Heather turned to leave, but Thorn stopped her. “And Heather?”

“Yeah?”

“I’m sorry that I was imprisoned. I’m sorry that the Judge had to be the one to find you.”

“Yeah, well… thanks.” She smiled a grim little smile and patted him on the shoulder, then took Amy’s phone and walked past several rows of gravestones.

Thorn sat next to Amy on a short brick wall, and Brandon moved to examine some of the stone monuments around the graveyard.

“Amy,” Thorn said. “Do you need any water? Is there anything I can do?”

“You can thank me,” she said weakly but playfully. “It was
me
who saved
your
butt for a change.” She stuck her tongue out at him.

Thorn laughed.
At least she’s in good spirits.
“I’m so sorry about all this.
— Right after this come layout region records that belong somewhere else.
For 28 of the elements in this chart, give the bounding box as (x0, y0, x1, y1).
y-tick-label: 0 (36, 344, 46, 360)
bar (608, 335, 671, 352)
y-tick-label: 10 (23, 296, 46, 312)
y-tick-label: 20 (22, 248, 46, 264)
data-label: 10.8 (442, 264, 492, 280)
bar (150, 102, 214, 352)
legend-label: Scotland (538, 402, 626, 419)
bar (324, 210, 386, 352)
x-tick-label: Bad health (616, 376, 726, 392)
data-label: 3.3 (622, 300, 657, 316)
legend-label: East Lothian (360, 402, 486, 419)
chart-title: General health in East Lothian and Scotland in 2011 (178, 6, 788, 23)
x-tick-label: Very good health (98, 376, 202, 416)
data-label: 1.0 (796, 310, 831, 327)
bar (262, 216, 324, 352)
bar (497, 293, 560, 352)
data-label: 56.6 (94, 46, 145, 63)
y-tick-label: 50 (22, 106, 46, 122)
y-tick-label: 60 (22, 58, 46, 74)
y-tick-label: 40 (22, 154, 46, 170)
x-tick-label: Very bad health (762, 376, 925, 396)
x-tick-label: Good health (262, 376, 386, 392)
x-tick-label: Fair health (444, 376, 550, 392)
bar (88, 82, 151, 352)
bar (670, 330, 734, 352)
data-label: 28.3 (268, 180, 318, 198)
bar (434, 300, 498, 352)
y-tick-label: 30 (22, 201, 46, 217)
I didn’t know Thilial would possess you like that.”

“Who’s Thilial?”

Thorn shook his head, wondering how to explain his winged accomplice. “A friend, I think,” was all he could manage.

He would have touched Amy—perhaps hugged her—had he not been worried about hurting her or spurring her into any type of movement. The less she moved, the better.

He wondered how he looked to her, and to the other humans, in physical form. Did they find him fearsome, average, strange? Now that he’d experienced having a physical body of his own, he understood how humans could so easily develop an overly critical posture toward their own bodies, as Amy had. Thorn had glimpsed himself in mirrors on a few occasions during the last few days, and was always surprised to find how similar he looked to how he imagined himself to look.
Yet another odd quirk of God’s creation? Or perhaps He’s trying to tell us that we, in some small sense, create ourselves.

“What’s it like being a demon?” Amy suddenly asked, as if she’d read his thoughts. The level of comfort with which she spoke to him hadn’t bothered him at the hospital, but now, with her wound worsening, it gave him pause. Most humans would not have been so comfortable around a demon.

Thorn searched for words. No one had ever asked him that question before. He decided on an analogy that a human might appreciate. “It’s like the most grueling job you could possibly have, where you can’t clock out, the workday never ends, and all your coworkers are gunning for your position twenty-four hours a day. If you blink, they’ll take it. And the company you work for literally has plans to destroy the world. You tried to play along for a time, but after a while, you just can’t do it anymore. You can’t look your coworkers in the eyes and tell one more goddamn lie. You feel like a monster. And a moron.”